Covered California Silver 87 Rx Benefits

One of the most popular Health Plans, the Covered California Silver 87 plan has no Rx deductible and minimal copays per script.

Silver 87 Rx Benefits
You pay…
Individual No deductible
Family No deductible
Tier 1 (generic) Rx Copay $5 prescription (retail).
Tier 2 (preferred brand) Rx Copay $25 prescription (retail).
Tier 3 (non-preferred brand) Rx Copay $45 prescription (retail).
Tier 4 (specialty) Rx Copay 15% coinsurance up to $150 / prescription.
Rx Maximum

If you take multiple medications, expensive medications or you experience a year in which you need a lot of prescriptions the most you will pay for anything in a year (prescription drug costs included) is the out-of-pocket maximum which is $3,000 for an individual and $6,000 for families.
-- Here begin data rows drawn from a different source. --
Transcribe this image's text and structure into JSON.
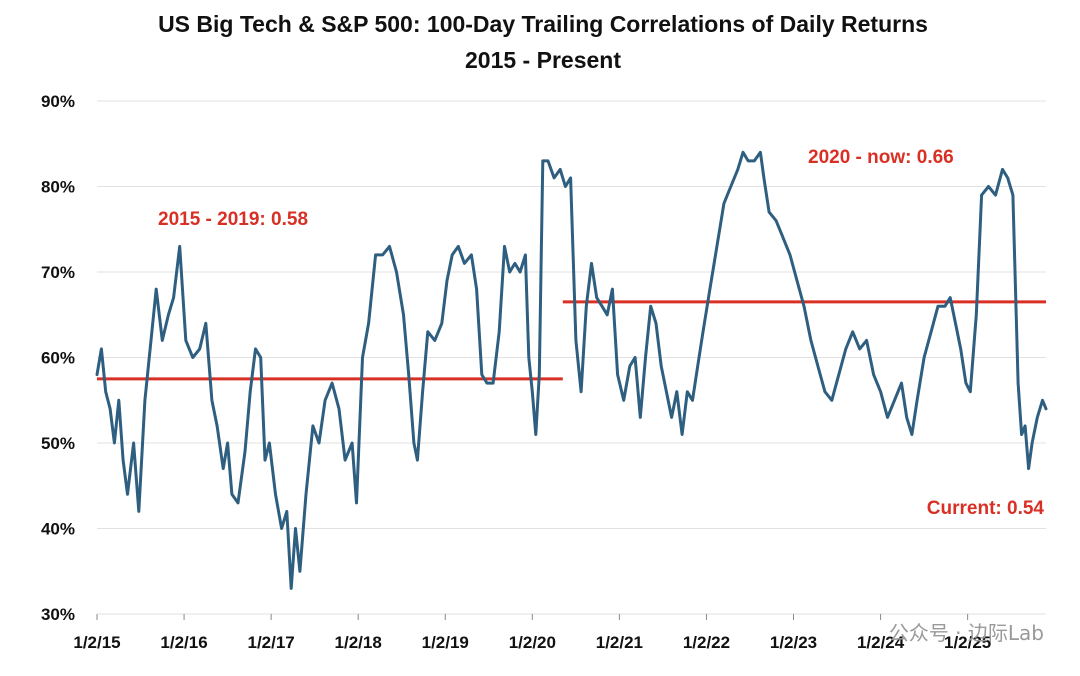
{
  "chart_data": {
    "type": "line",
    "title": "US Big Tech & S&P 500: 100-Day Trailing Correlations of Daily Returns",
    "subtitle": "2015 - Present",
    "xlabel": "",
    "ylabel": "",
    "ylim": [
      30,
      90
    ],
    "xlim": [
      2015.0,
      2025.9
    ],
    "y_ticks": [
      {
        "value": 30,
        "label": "30%"
      },
      {
        "value": 40,
        "label": "40%"
      },
      {
        "value": 50,
        "label": "50%"
      },
      {
        "value": 60,
        "label": "60%"
      },
      {
        "value": 70,
        "label": "70%"
      },
      {
        "value": 80,
        "label": "80%"
      },
      {
        "value": 90,
        "label": "90%"
      }
    ],
    "x_ticks": [
      {
        "value": 2015.0,
        "label": "1/2/15"
      },
      {
        "value": 2016.0,
        "label": "1/2/16"
      },
      {
        "value": 2017.0,
        "label": "1/2/17"
      },
      {
        "value": 2018.0,
        "label": "1/2/18"
      },
      {
        "value": 2019.0,
        "label": "1/2/19"
      },
      {
        "value": 2020.0,
        "label": "1/2/20"
      },
      {
        "value": 2021.0,
        "label": "1/2/21"
      },
      {
        "value": 2022.0,
        "label": "1/2/22"
      },
      {
        "value": 2023.0,
        "label": "1/2/23"
      },
      {
        "value": 2024.0,
        "label": "1/2/24"
      },
      {
        "value": 2025.0,
        "label": "1/2/25"
      }
    ],
    "grid": true,
    "colors": {
      "series": "#2e5f80",
      "average": "#d93025",
      "annotation": "#d93025"
    },
    "series": [
      {
        "name": "100-Day Trailing Correlation",
        "points": [
          [
            2015.0,
            58
          ],
          [
            2015.05,
            61
          ],
          [
            2015.1,
            56
          ],
          [
            2015.15,
            54
          ],
          [
            2015.2,
            50
          ],
          [
            2015.25,
            55
          ],
          [
            2015.3,
            48
          ],
          [
            2015.35,
            44
          ],
          [
            2015.42,
            50
          ],
          [
            2015.48,
            42
          ],
          [
            2015.55,
            55
          ],
          [
            2015.62,
            62
          ],
          [
            2015.68,
            68
          ],
          [
            2015.75,
            62
          ],
          [
            2015.82,
            65
          ],
          [
            2015.88,
            67
          ],
          [
            2015.95,
            73
          ],
          [
            2016.02,
            62
          ],
          [
            2016.1,
            60
          ],
          [
            2016.18,
            61
          ],
          [
            2016.25,
            64
          ],
          [
            2016.32,
            55
          ],
          [
            2016.38,
            52
          ],
          [
            2016.45,
            47
          ],
          [
            2016.5,
            50
          ],
          [
            2016.55,
            44
          ],
          [
            2016.62,
            43
          ],
          [
            2016.7,
            49
          ],
          [
            2016.76,
            56
          ],
          [
            2016.82,
            61
          ],
          [
            2016.88,
            60
          ],
          [
            2016.93,
            48
          ],
          [
            2016.98,
            50
          ],
          [
            2017.05,
            44
          ],
          [
            2017.12,
            40
          ],
          [
            2017.18,
            42
          ],
          [
            2017.23,
            33
          ],
          [
            2017.28,
            40
          ],
          [
            2017.33,
            35
          ],
          [
            2017.4,
            44
          ],
          [
            2017.48,
            52
          ],
          [
            2017.55,
            50
          ],
          [
            2017.62,
            55
          ],
          [
            2017.7,
            57
          ],
          [
            2017.78,
            54
          ],
          [
            2017.85,
            48
          ],
          [
            2017.93,
            50
          ],
          [
            2017.98,
            43
          ],
          [
            2018.05,
            60
          ],
          [
            2018.12,
            64
          ],
          [
            2018.2,
            72
          ],
          [
            2018.28,
            72
          ],
          [
            2018.36,
            73
          ],
          [
            2018.44,
            70
          ],
          [
            2018.52,
            65
          ],
          [
            2018.58,
            58
          ],
          [
            2018.64,
            50
          ],
          [
            2018.68,
            48
          ],
          [
            2018.74,
            56
          ],
          [
            2018.8,
            63
          ],
          [
            2018.88,
            62
          ],
          [
            2018.96,
            64
          ],
          [
            2019.02,
            69
          ],
          [
            2019.08,
            72
          ],
          [
            2019.15,
            73
          ],
          [
            2019.22,
            71
          ],
          [
            2019.3,
            72
          ],
          [
            2019.36,
            68
          ],
          [
            2019.42,
            58
          ],
          [
            2019.48,
            57
          ],
          [
            2019.55,
            57
          ],
          [
            2019.62,
            63
          ],
          [
            2019.68,
            73
          ],
          [
            2019.74,
            70
          ],
          [
            2019.8,
            71
          ],
          [
            2019.86,
            70
          ],
          [
            2019.92,
            72
          ],
          [
            2019.96,
            60
          ],
          [
            2020.0,
            56
          ],
          [
            2020.04,
            51
          ],
          [
            2020.08,
            58
          ],
          [
            2020.12,
            83
          ],
          [
            2020.18,
            83
          ],
          [
            2020.25,
            81
          ],
          [
            2020.32,
            82
          ],
          [
            2020.38,
            80
          ],
          [
            2020.44,
            81
          ],
          [
            2020.5,
            62
          ],
          [
            2020.56,
            56
          ],
          [
            2020.62,
            66
          ],
          [
            2020.68,
            71
          ],
          [
            2020.74,
            67
          ],
          [
            2020.8,
            66
          ],
          [
            2020.86,
            65
          ],
          [
            2020.92,
            68
          ],
          [
            2020.98,
            58
          ],
          [
            2021.05,
            55
          ],
          [
            2021.12,
            59
          ],
          [
            2021.18,
            60
          ],
          [
            2021.24,
            53
          ],
          [
            2021.3,
            60
          ],
          [
            2021.36,
            66
          ],
          [
            2021.42,
            64
          ],
          [
            2021.48,
            59
          ],
          [
            2021.54,
            56
          ],
          [
            2021.6,
            53
          ],
          [
            2021.66,
            56
          ],
          [
            2021.72,
            51
          ],
          [
            2021.78,
            56
          ],
          [
            2021.84,
            55
          ],
          [
            2021.9,
            59
          ],
          [
            2021.96,
            63
          ],
          [
            2022.04,
            68
          ],
          [
            2022.12,
            73
          ],
          [
            2022.2,
            78
          ],
          [
            2022.28,
            80
          ],
          [
            2022.36,
            82
          ],
          [
            2022.42,
            84
          ],
          [
            2022.48,
            83
          ],
          [
            2022.55,
            83
          ],
          [
            2022.62,
            84
          ],
          [
            2022.66,
            81
          ],
          [
            2022.72,
            77
          ],
          [
            2022.8,
            76
          ],
          [
            2022.88,
            74
          ],
          [
            2022.96,
            72
          ],
          [
            2023.04,
            69
          ],
          [
            2023.12,
            66
          ],
          [
            2023.2,
            62
          ],
          [
            2023.28,
            59
          ],
          [
            2023.36,
            56
          ],
          [
            2023.44,
            55
          ],
          [
            2023.52,
            58
          ],
          [
            2023.6,
            61
          ],
          [
            2023.68,
            63
          ],
          [
            2023.76,
            61
          ],
          [
            2023.84,
            62
          ],
          [
            2023.92,
            58
          ],
          [
            2024.0,
            56
          ],
          [
            2024.08,
            53
          ],
          [
            2024.16,
            55
          ],
          [
            2024.24,
            57
          ],
          [
            2024.3,
            53
          ],
          [
            2024.36,
            51
          ],
          [
            2024.42,
            55
          ],
          [
            2024.5,
            60
          ],
          [
            2024.58,
            63
          ],
          [
            2024.66,
            66
          ],
          [
            2024.74,
            66
          ],
          [
            2024.8,
            67
          ],
          [
            2024.86,
            64
          ],
          [
            2024.92,
            61
          ],
          [
            2024.98,
            57
          ],
          [
            2025.03,
            56
          ],
          [
            2025.1,
            65
          ],
          [
            2025.16,
            79
          ],
          [
            2025.24,
            80
          ],
          [
            2025.32,
            79
          ],
          [
            2025.4,
            82
          ],
          [
            2025.46,
            81
          ],
          [
            2025.52,
            79
          ],
          [
            2025.58,
            57
          ],
          [
            2025.62,
            51
          ],
          [
            2025.66,
            52
          ],
          [
            2025.7,
            47
          ],
          [
            2025.74,
            50
          ],
          [
            2025.8,
            53
          ],
          [
            2025.86,
            55
          ],
          [
            2025.9,
            54
          ]
        ]
      }
    ],
    "averages": [
      {
        "label": "2015-2019 average",
        "from": 2015.0,
        "to": 2020.35,
        "value": 57.5
      },
      {
        "label": "2020-now average",
        "from": 2020.35,
        "to": 2025.9,
        "value": 66.5
      }
    ],
    "annotations": [
      {
        "text": "2015 - 2019: 0.58"
      },
      {
        "text": "2020 - now: 0.66"
      },
      {
        "text": "Current: 0.54"
      }
    ]
  },
  "watermark": {
    "text": "公众号 · 边际Lab"
  }
}
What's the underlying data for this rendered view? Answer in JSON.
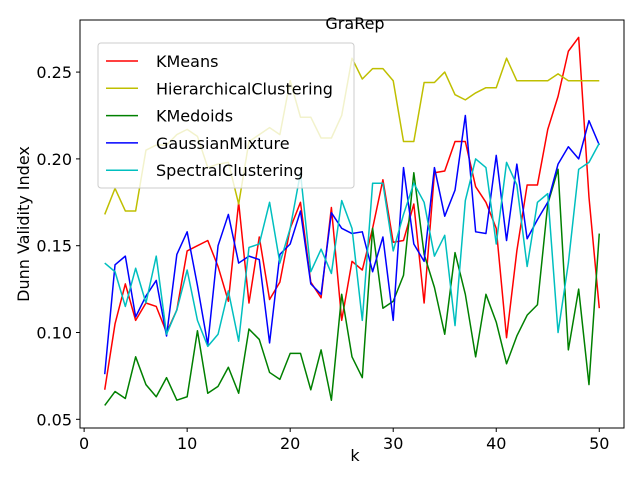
{
  "chart_data": {
    "type": "line",
    "title": "GraRep",
    "xlabel": "k",
    "ylabel": "Dunn Validity Index",
    "xlim": [
      -0.4,
      52.4
    ],
    "ylim": [
      0.045,
      0.28
    ],
    "xticks": [
      0,
      10,
      20,
      30,
      40,
      50
    ],
    "yticks": [
      0.05,
      0.1,
      0.15,
      0.2,
      0.25
    ],
    "ytick_labels": [
      "0.05",
      "0.10",
      "0.15",
      "0.20",
      "0.25"
    ],
    "legend_position": "top-left",
    "grid": false,
    "x": [
      2,
      3,
      4,
      5,
      6,
      7,
      8,
      9,
      10,
      11,
      12,
      13,
      14,
      15,
      16,
      17,
      18,
      19,
      20,
      21,
      22,
      23,
      24,
      25,
      26,
      27,
      28,
      29,
      30,
      31,
      32,
      33,
      34,
      35,
      36,
      37,
      38,
      39,
      40,
      41,
      42,
      43,
      44,
      45,
      46,
      47,
      48,
      49,
      50
    ],
    "series": [
      {
        "name": "KMeans",
        "color": "#ff0000",
        "values": [
          0.067,
          0.105,
          0.128,
          0.107,
          0.117,
          0.115,
          0.1,
          0.113,
          0.147,
          0.15,
          0.153,
          0.138,
          0.118,
          0.175,
          0.117,
          0.155,
          0.119,
          0.129,
          0.16,
          0.175,
          0.129,
          0.12,
          0.172,
          0.107,
          0.141,
          0.136,
          0.16,
          0.188,
          0.152,
          0.153,
          0.174,
          0.117,
          0.192,
          0.193,
          0.21,
          0.21,
          0.184,
          0.175,
          0.16,
          0.097,
          0.147,
          0.185,
          0.185,
          0.217,
          0.236,
          0.262,
          0.27,
          0.178,
          0.114
        ]
      },
      {
        "name": "HierarchicalClustering",
        "color": "#bfbf00",
        "values": [
          0.168,
          0.183,
          0.17,
          0.17,
          0.205,
          0.208,
          0.208,
          0.214,
          0.217,
          0.213,
          0.195,
          0.197,
          0.198,
          0.174,
          0.21,
          0.214,
          0.218,
          0.214,
          0.245,
          0.224,
          0.224,
          0.212,
          0.212,
          0.225,
          0.258,
          0.246,
          0.252,
          0.252,
          0.245,
          0.21,
          0.21,
          0.244,
          0.244,
          0.25,
          0.237,
          0.234,
          0.238,
          0.241,
          0.241,
          0.258,
          0.245,
          0.245,
          0.245,
          0.245,
          0.249,
          0.245,
          0.245,
          0.245,
          0.245
        ]
      },
      {
        "name": "KMedoids",
        "color": "#008000",
        "values": [
          0.058,
          0.066,
          0.062,
          0.086,
          0.07,
          0.063,
          0.074,
          0.061,
          0.063,
          0.101,
          0.065,
          0.069,
          0.08,
          0.065,
          0.102,
          0.096,
          0.077,
          0.073,
          0.088,
          0.088,
          0.067,
          0.09,
          0.061,
          0.122,
          0.086,
          0.074,
          0.16,
          0.114,
          0.118,
          0.133,
          0.192,
          0.145,
          0.126,
          0.099,
          0.146,
          0.122,
          0.086,
          0.122,
          0.106,
          0.082,
          0.098,
          0.11,
          0.116,
          0.174,
          0.194,
          0.09,
          0.125,
          0.07,
          0.157
        ]
      },
      {
        "name": "GaussianMixture",
        "color": "#0000ff",
        "values": [
          0.076,
          0.139,
          0.144,
          0.109,
          0.121,
          0.13,
          0.098,
          0.145,
          0.158,
          0.127,
          0.093,
          0.15,
          0.168,
          0.14,
          0.144,
          0.142,
          0.094,
          0.145,
          0.151,
          0.17,
          0.128,
          0.122,
          0.169,
          0.16,
          0.157,
          0.158,
          0.135,
          0.155,
          0.107,
          0.195,
          0.151,
          0.141,
          0.195,
          0.167,
          0.182,
          0.225,
          0.158,
          0.157,
          0.202,
          0.153,
          0.197,
          0.154,
          0.165,
          0.175,
          0.197,
          0.207,
          0.2,
          0.222,
          0.208
        ]
      },
      {
        "name": "SpectralClustering",
        "color": "#00bfbf",
        "values": [
          0.14,
          0.135,
          0.115,
          0.137,
          0.117,
          0.144,
          0.099,
          0.113,
          0.136,
          0.107,
          0.092,
          0.099,
          0.124,
          0.095,
          0.149,
          0.151,
          0.175,
          0.14,
          0.16,
          0.192,
          0.135,
          0.148,
          0.134,
          0.176,
          0.16,
          0.107,
          0.186,
          0.186,
          0.147,
          0.168,
          0.186,
          0.175,
          0.144,
          0.156,
          0.104,
          0.176,
          0.2,
          0.195,
          0.151,
          0.198,
          0.185,
          0.138,
          0.175,
          0.18,
          0.1,
          0.14,
          0.194,
          0.198,
          0.209
        ]
      }
    ]
  }
}
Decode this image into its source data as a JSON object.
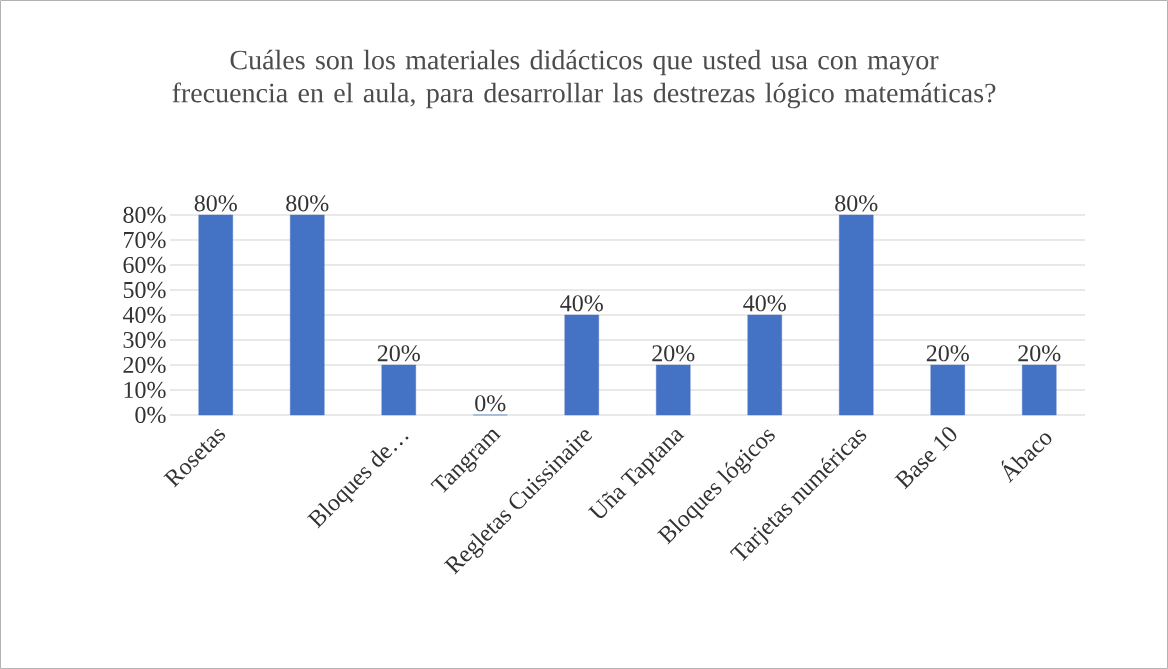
{
  "chart_data": {
    "type": "bar",
    "title": "Cuáles son los materiales didácticos que usted usa con mayor frecuencia en el aula, para desarrollar las destrezas lógico matemáticas?",
    "categories": [
      "Rosetas",
      null,
      "Bloques de…",
      "Tangram",
      "Regletas Cuissinaire",
      "Uña Taptana",
      "Bloques lógicos",
      "Tarjetas numéricas",
      "Base 10",
      "Ábaco"
    ],
    "values": [
      80,
      80,
      20,
      0,
      40,
      20,
      40,
      80,
      20,
      20
    ],
    "value_labels": [
      "80%",
      "80%",
      "20%",
      "0%",
      "40%",
      "20%",
      "40%",
      "80%",
      "20%",
      "20%"
    ],
    "color": "#4472c4",
    "ylim": [
      0,
      80
    ],
    "yticks": [
      {
        "value": 0,
        "label": "0%"
      },
      {
        "value": 10,
        "label": "10%"
      },
      {
        "value": 20,
        "label": "20%"
      },
      {
        "value": 30,
        "label": "30%"
      },
      {
        "value": 40,
        "label": "40%"
      },
      {
        "value": 50,
        "label": "50%"
      },
      {
        "value": 60,
        "label": "60%"
      },
      {
        "value": 70,
        "label": "70%"
      },
      {
        "value": 80,
        "label": "80%"
      }
    ],
    "grid": "y"
  }
}
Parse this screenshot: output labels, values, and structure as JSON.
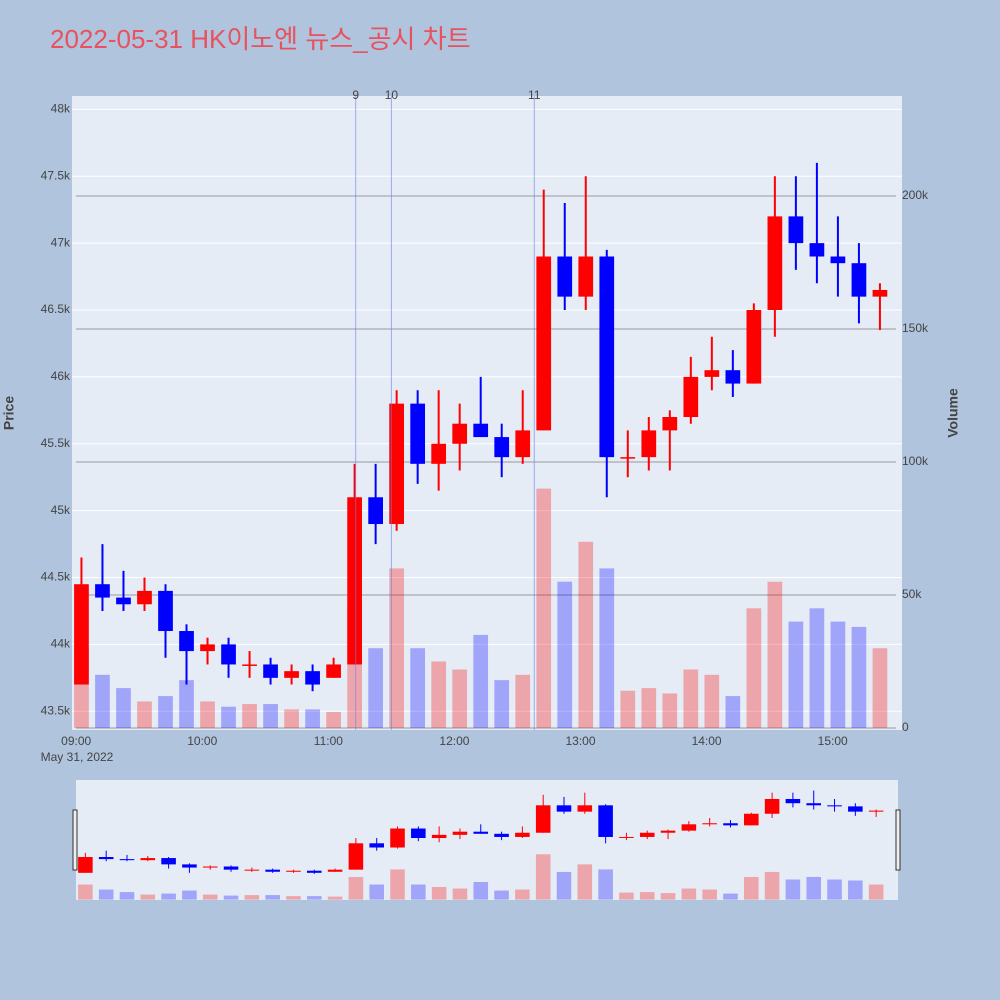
{
  "chart_data": {
    "type": "candlestick",
    "title": "2022-05-31 HK이노엔 뉴스_공시 차트",
    "x": [
      "09:00",
      "09:10",
      "09:20",
      "09:30",
      "09:40",
      "09:50",
      "10:00",
      "10:10",
      "10:20",
      "10:30",
      "10:40",
      "10:50",
      "11:00",
      "11:10",
      "11:20",
      "11:30",
      "11:40",
      "11:50",
      "12:00",
      "12:10",
      "12:20",
      "12:30",
      "12:40",
      "12:50",
      "13:00",
      "13:10",
      "13:20",
      "13:30",
      "13:40",
      "13:50",
      "14:00",
      "14:10",
      "14:20",
      "14:30",
      "14:40",
      "14:50",
      "15:00",
      "15:10",
      "15:20"
    ],
    "open": [
      43700,
      44450,
      44350,
      44300,
      44400,
      44100,
      43950,
      44000,
      43850,
      43850,
      43750,
      43800,
      43750,
      43850,
      45100,
      44900,
      45800,
      45350,
      45500,
      45650,
      45550,
      45400,
      45600,
      46900,
      46600,
      46900,
      45400,
      45400,
      45600,
      45700,
      46000,
      46050,
      45950,
      46500,
      47200,
      47000,
      46900,
      46850,
      46600
    ],
    "high": [
      44650,
      44750,
      44550,
      44500,
      44450,
      44150,
      44050,
      44050,
      43950,
      43900,
      43850,
      43850,
      43900,
      45350,
      45350,
      45900,
      45900,
      45900,
      45800,
      46000,
      45650,
      45900,
      47400,
      47300,
      47500,
      46950,
      45600,
      45700,
      45750,
      46150,
      46300,
      46200,
      46550,
      47500,
      47500,
      47600,
      47200,
      47000,
      46700
    ],
    "low": [
      43700,
      44250,
      44250,
      44250,
      43900,
      43700,
      43850,
      43750,
      43750,
      43700,
      43700,
      43650,
      43750,
      43850,
      44750,
      44850,
      45200,
      45150,
      45300,
      45550,
      45250,
      45350,
      45600,
      46500,
      46500,
      45100,
      45250,
      45300,
      45300,
      45650,
      45900,
      45850,
      45950,
      46300,
      46800,
      46700,
      46600,
      46400,
      46350
    ],
    "close": [
      44450,
      44350,
      44300,
      44400,
      44100,
      43950,
      44000,
      43850,
      43850,
      43750,
      43800,
      43700,
      43850,
      45100,
      44900,
      45800,
      45350,
      45500,
      45650,
      45550,
      45400,
      45600,
      46900,
      46600,
      46900,
      45400,
      45400,
      45600,
      45700,
      46000,
      46050,
      45950,
      46500,
      47200,
      47000,
      46900,
      46850,
      46600,
      46650
    ],
    "volume": [
      30000,
      20000,
      15000,
      10000,
      12000,
      18000,
      10000,
      8000,
      9000,
      9000,
      7000,
      7000,
      6000,
      45000,
      30000,
      60000,
      30000,
      25000,
      22000,
      35000,
      18000,
      20000,
      90000,
      55000,
      70000,
      60000,
      14000,
      15000,
      13000,
      22000,
      20000,
      12000,
      45000,
      55000,
      40000,
      45000,
      40000,
      38000,
      30000
    ],
    "increasing_color": "#ff0000",
    "decreasing_color": "#0000ff",
    "xlim": [
      "08:58",
      "15:33"
    ],
    "xticks": [
      "09:00",
      "10:00",
      "11:00",
      "12:00",
      "13:00",
      "14:00",
      "15:00"
    ],
    "x_date_label": "May 31, 2022",
    "ylim": [
      43360,
      48100
    ],
    "yticks": [
      {
        "value": 43500,
        "label": "43.5k"
      },
      {
        "value": 44000,
        "label": "44k"
      },
      {
        "value": 44500,
        "label": "44.5k"
      },
      {
        "value": 45000,
        "label": "45k"
      },
      {
        "value": 45500,
        "label": "45.5k"
      },
      {
        "value": 46000,
        "label": "46k"
      },
      {
        "value": 46500,
        "label": "46.5k"
      },
      {
        "value": 47000,
        "label": "47k"
      },
      {
        "value": 47500,
        "label": "47.5k"
      },
      {
        "value": 48000,
        "label": "48k"
      }
    ],
    "y2lim": [
      -750,
      237600
    ],
    "y2ticks": [
      0,
      {
        "value": 50000,
        "label": "50k"
      },
      {
        "value": 100000,
        "label": "100k"
      },
      {
        "value": 150000,
        "label": "150k"
      },
      {
        "value": 200000,
        "label": "200k"
      }
    ],
    "ylabel": "Price",
    "y2label": "Volume",
    "annotations": [
      {
        "x": "11:13",
        "text": "9"
      },
      {
        "x": "11:30",
        "text": "10"
      },
      {
        "x": "12:38",
        "text": "11"
      }
    ]
  }
}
What does “per script” mean?

Coverage is generally calculated per script or each time the prescription is filled for up to (but not exceeding) a 30 day supply of the drug. For a 1-30 day supply the “per script” cost would have to be met once. For a 31-60 day supply the “per script” cost would have to be met twice. For 61-90, three times. Etc.

In the case of the Silver 87 plan, only Tier 4 (specialty) drugs are subject to the “per script” rule.

Example 1:

You’re prescribed a Tier 1(generic) drug by your Doctor that costs $100. You will pay the $5 copay.

Example 2:

You’re prescribed a Tier 2 (preferred brand) drug that costs $500. You will pay the $25 copay.

Example 3:

You’re prescribed a Tier 4 (specialty) drug that costs $5,000. You will pay 15% of the cost up to a maximum of $150. So, the total you will have to pay for the $5,000 Rx is $150.